HNI: What more can policymakers do to help?
MM: It’s funding that really affects everything across the board. If you don’t have the dollars to invest in education and medications and care, it’s challenging. The Illinois Department of Public Health does a great job with their AIDS Drug Assistance Program. It has not put people on a waiting list, which happened in many states around the country. If you qualify, which you have to be at a certain poverty level to access those services, it provides you transportation, affordable medication and then housing opportunities for people living with HIV and AIDS. It helps keep people housed, which in itself, creates a healthy environment where you can store your medications and you have a place to sleep.

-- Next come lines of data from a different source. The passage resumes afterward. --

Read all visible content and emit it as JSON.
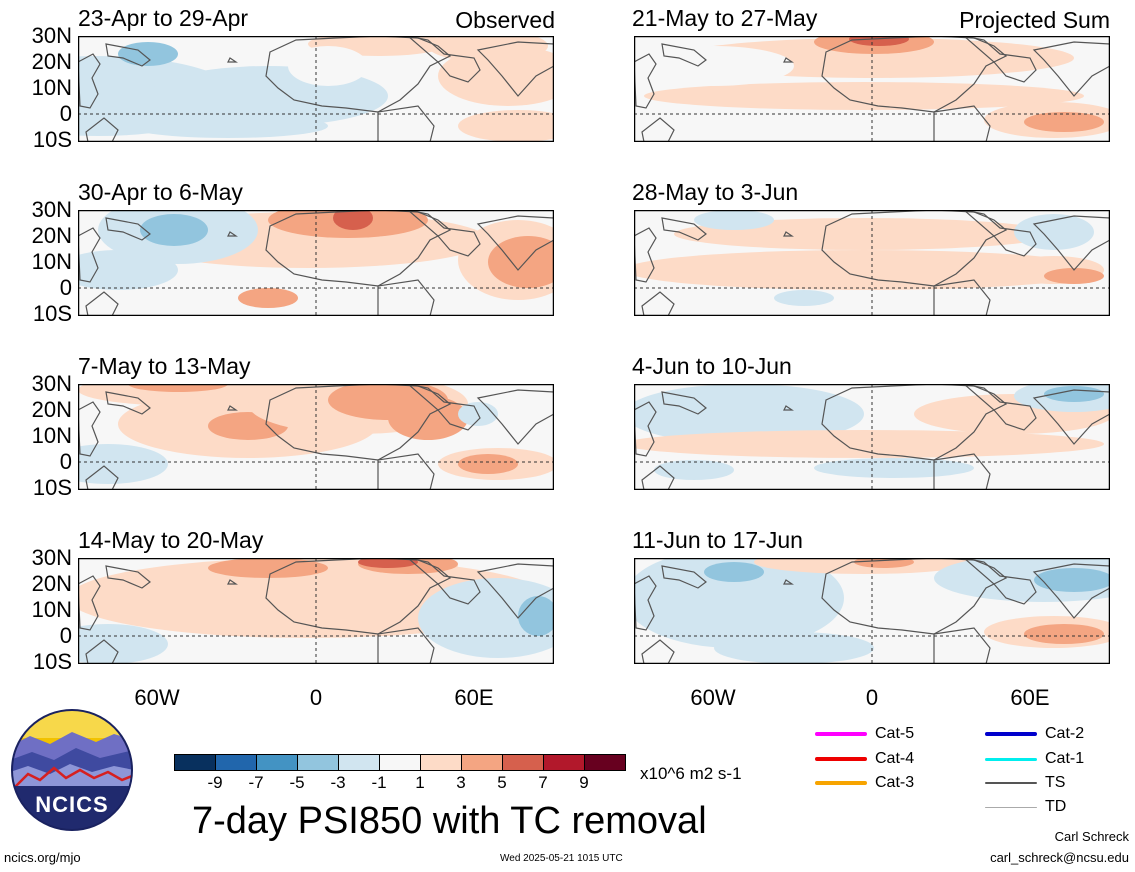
{
  "panels": [
    {
      "range": "23-Apr to 29-Apr",
      "tag": "Observed"
    },
    {
      "range": "21-May to 27-May",
      "tag": "Projected Sum"
    },
    {
      "range": "30-Apr to 6-May",
      "tag": ""
    },
    {
      "range": "28-May to 3-Jun",
      "tag": ""
    },
    {
      "range": "7-May to 13-May",
      "tag": ""
    },
    {
      "range": "4-Jun to 10-Jun",
      "tag": ""
    },
    {
      "range": "14-May to 20-May",
      "tag": ""
    },
    {
      "range": "11-Jun to 17-Jun",
      "tag": ""
    }
  ],
  "lat_labels": [
    "30N",
    "20N",
    "10N",
    "0",
    "10S"
  ],
  "lon_labels": [
    "60W",
    "0",
    "60E"
  ],
  "colorbar": {
    "colors": [
      "#08305e",
      "#2166ac",
      "#4393c3",
      "#92c5de",
      "#d1e5f0",
      "#f7f7f7",
      "#fddbc7",
      "#f4a582",
      "#d6604d",
      "#b2182b",
      "#67001f"
    ],
    "ticks": [
      "-9",
      "-7",
      "-5",
      "-3",
      "-1",
      "1",
      "3",
      "5",
      "7",
      "9"
    ],
    "units": "x10^6 m2 s-1"
  },
  "legend": [
    {
      "label": "Cat-5",
      "color": "#ff00ff"
    },
    {
      "label": "Cat-4",
      "color": "#ee0000"
    },
    {
      "label": "Cat-3",
      "color": "#f7a400"
    },
    {
      "label": "Cat-2",
      "color": "#0000cc"
    },
    {
      "label": "Cat-1",
      "color": "#00eeee"
    },
    {
      "label": "TS",
      "color": "#555555"
    },
    {
      "label": "TD",
      "color": "#aaaaaa"
    }
  ],
  "title": "7-day PSI850 with TC removal",
  "logo_text": "NCICS",
  "site": "ncics.org/mjo",
  "timestamp": "Wed 2025-05-21 1015 UTC",
  "author": "Carl Schreck",
  "email": "carl_schreck@ncsu.edu"
}
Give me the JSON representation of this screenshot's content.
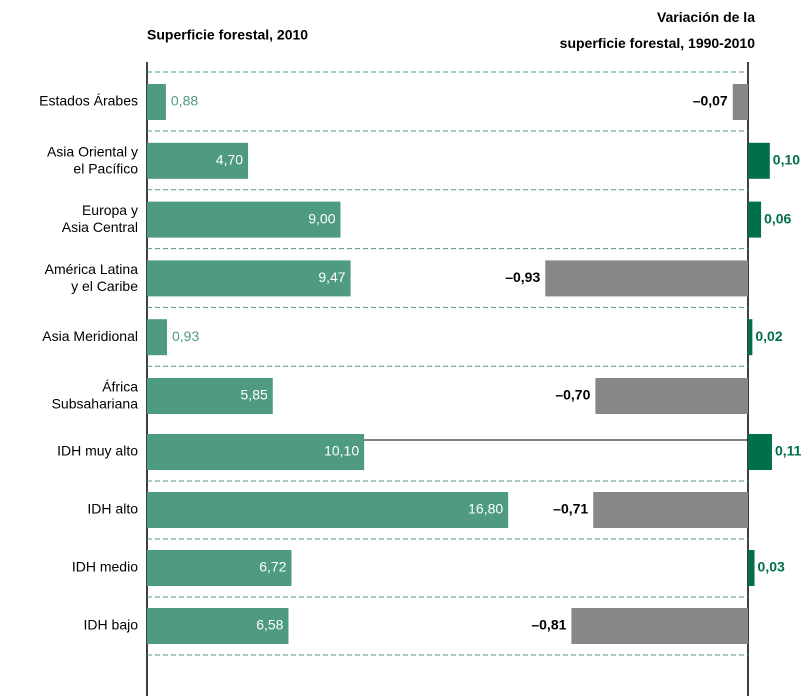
{
  "chart_data": [
    {
      "type": "hbar",
      "title": "Superficie forestal, 2010",
      "categories": [
        "Estados Árabes",
        "Asia Oriental y\nel Pacífico",
        "Europa y\nAsia Central",
        "América Latina\ny el Caribe",
        "Asia Meridional",
        "África\nSubsahariana",
        "IDH muy alto",
        "IDH alto",
        "IDH medio",
        "IDH bajo"
      ],
      "values": [
        0.88,
        4.7,
        9.0,
        9.47,
        0.93,
        5.85,
        10.1,
        16.8,
        6.72,
        6.58
      ],
      "value_labels": [
        "0,88",
        "4,70",
        "9,00",
        "9,47",
        "0,93",
        "5,85",
        "10,10",
        "16,80",
        "6,72",
        "6,58"
      ],
      "color": "#4e9b82",
      "xlim": [
        0,
        20
      ]
    },
    {
      "type": "hbar",
      "title": "Variación de la\nsuperficie forestal, 1990-2010",
      "values": [
        -0.07,
        0.1,
        0.06,
        -0.93,
        0.02,
        -0.7,
        0.11,
        -0.71,
        0.03,
        -0.81
      ],
      "value_labels": [
        "–0,07",
        "0,10",
        "0,06",
        "–0,93",
        "0,02",
        "–0,70",
        "0,11",
        "–0,71",
        "0,03",
        "–0,81"
      ],
      "positive_color": "#00704a",
      "negative_color": "#878787",
      "xlim": [
        -1,
        0.2
      ]
    }
  ]
}
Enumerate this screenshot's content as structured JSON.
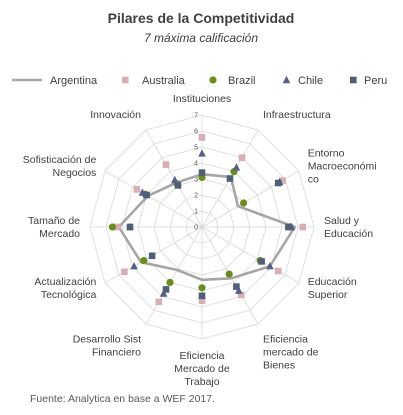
{
  "title": "Pilares de la Competitividad",
  "subtitle": "7 máxima calificación",
  "footer": "Fuente:  Analytica en base a WEF 2017.",
  "chart_data": {
    "type": "radar",
    "title": "Pilares de la Competitividad",
    "subtitle": "7 máxima calificación",
    "rlim": [
      0,
      7
    ],
    "r_ticks": [
      "0",
      "1",
      "2",
      "3",
      "4",
      "5",
      "6",
      "7"
    ],
    "grid": true,
    "legend_position": "top",
    "categories": [
      "Instituciones",
      "Infraestructura",
      "Entorno Macroeconómico",
      "Salud y Educación",
      "Educación Superior",
      "Eficiencia mercado de Bienes",
      "Eficiencia Mercado de Trabajo",
      "Desarrollo Sist Financiero",
      "Actualización Tecnológica",
      "Tamaño de Mercado",
      "Sofisticación de Negocios",
      "Innovación"
    ],
    "category_label_lines": [
      [
        "Instituciones"
      ],
      [
        "Infraestructura"
      ],
      [
        "Entorno",
        "Macroeconómi",
        "co"
      ],
      [
        "Salud y",
        "Educación"
      ],
      [
        "Educación",
        "Superior"
      ],
      [
        "Eficiencia",
        "mercado de",
        "Bienes"
      ],
      [
        "Eficiencia",
        "Mercado de",
        "Trabajo"
      ],
      [
        "Desarrollo Sist",
        "Financiero"
      ],
      [
        "Actualización",
        "Tecnológica"
      ],
      [
        "Tamaño de",
        "Mercado"
      ],
      [
        "Sofisticación de",
        "Negocios"
      ],
      [
        "Innovación"
      ]
    ],
    "series": [
      {
        "name": "Argentina",
        "marker": "line",
        "color": "#a6a6a6",
        "values": [
          3.3,
          3.6,
          2.6,
          5.8,
          4.9,
          3.7,
          3.3,
          3.1,
          4.4,
          5.2,
          3.9,
          3.2
        ]
      },
      {
        "name": "Australia",
        "marker": "square",
        "color": "#d6aeb4",
        "values": [
          5.6,
          5.0,
          5.8,
          6.3,
          5.5,
          4.9,
          4.6,
          5.4,
          5.6,
          5.3,
          4.7,
          4.5
        ]
      },
      {
        "name": "Brazil",
        "marker": "circle",
        "color": "#6a8c1f",
        "values": [
          3.1,
          4.0,
          3.0,
          5.5,
          4.2,
          3.4,
          3.8,
          4.0,
          4.2,
          5.6,
          4.1,
          3.1
        ]
      },
      {
        "name": "Chile",
        "marker": "triangle",
        "color": "#5a5f8a",
        "values": [
          4.6,
          4.3,
          5.6,
          5.6,
          4.9,
          4.6,
          4.3,
          4.8,
          4.9,
          4.5,
          4.3,
          3.4
        ]
      },
      {
        "name": "Peru",
        "marker": "square",
        "color": "#4f6076",
        "values": [
          3.4,
          3.5,
          5.5,
          5.4,
          4.3,
          4.3,
          4.3,
          4.5,
          3.6,
          4.5,
          4.0,
          3.0
        ]
      }
    ]
  }
}
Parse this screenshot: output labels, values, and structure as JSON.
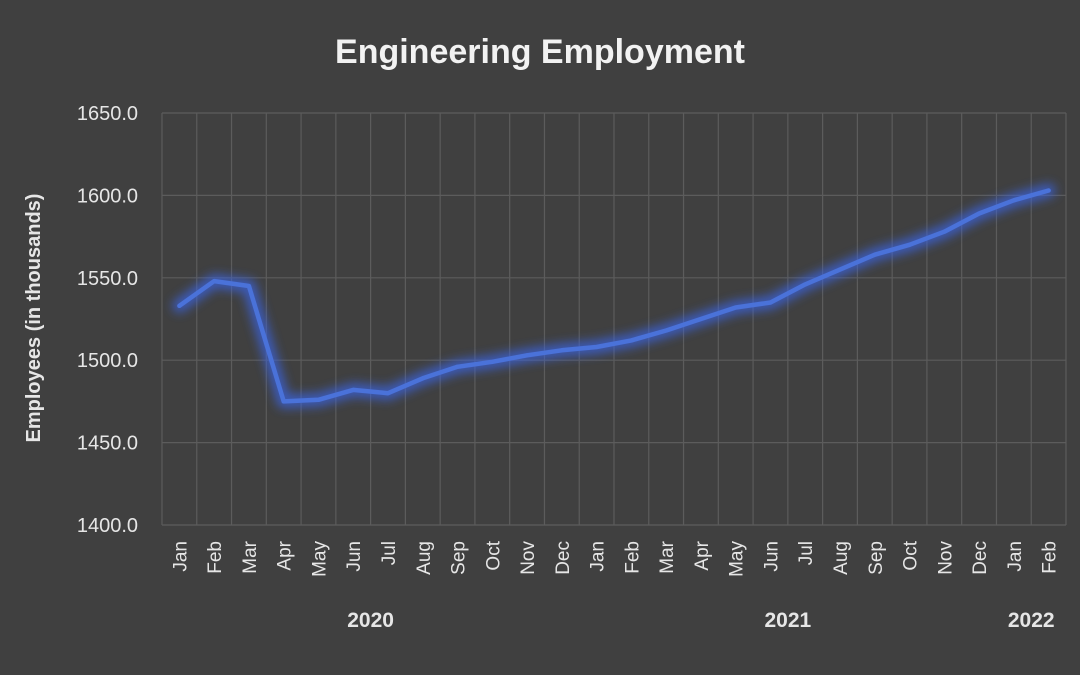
{
  "chart_data": {
    "type": "line",
    "title": "Engineering Employment",
    "xlabel": "",
    "ylabel": "Employees (in thousands)",
    "ylim": [
      1400,
      1650
    ],
    "yticks": [
      "1400.0",
      "1450.0",
      "1500.0",
      "1550.0",
      "1600.0",
      "1650.0"
    ],
    "years": [
      {
        "label": "2020",
        "first_index": 0,
        "last_index": 11
      },
      {
        "label": "2021",
        "first_index": 12,
        "last_index": 23
      },
      {
        "label": "2022",
        "first_index": 24,
        "last_index": 25
      }
    ],
    "categories": [
      "Jan",
      "Feb",
      "Mar",
      "Apr",
      "May",
      "Jun",
      "Jul",
      "Aug",
      "Sep",
      "Oct",
      "Nov",
      "Dec",
      "Jan",
      "Feb",
      "Mar",
      "Apr",
      "May",
      "Jun",
      "Jul",
      "Aug",
      "Sep",
      "Oct",
      "Nov",
      "Dec",
      "Jan",
      "Feb"
    ],
    "series": [
      {
        "values": [
          1533,
          1548,
          1545,
          1475,
          1476,
          1482,
          1480,
          1489,
          1496,
          1499,
          1503,
          1506,
          1508,
          1512,
          1518,
          1525,
          1532,
          1535,
          1546,
          1555,
          1564,
          1570,
          1578,
          1589,
          1597,
          1603
        ]
      }
    ],
    "grid": true,
    "colors": {
      "background": "#404040",
      "line": "#4a72d9",
      "glow": "#3a64e0",
      "grid": "#5c5c5c",
      "text": "#e6e6e6"
    }
  }
}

Going back to the stigma of individuals either being thrown out of their house or not being able to afford a decent senior facility or to receive the specific care that they need, it’s an ongoing challenge. As people age with HIV, it’s getting worse. The infections in the United States, over 50 percent are people that are 50 years or older. It’s just an ongoing situation that’s not improving at this time. So we always hope with these initiatives that we can bring at least awareness and start a conversation among providers, number one, but also for our local legislators, that they’re aware of what’s happening in their jurisdiction and other areas of the state that need attention.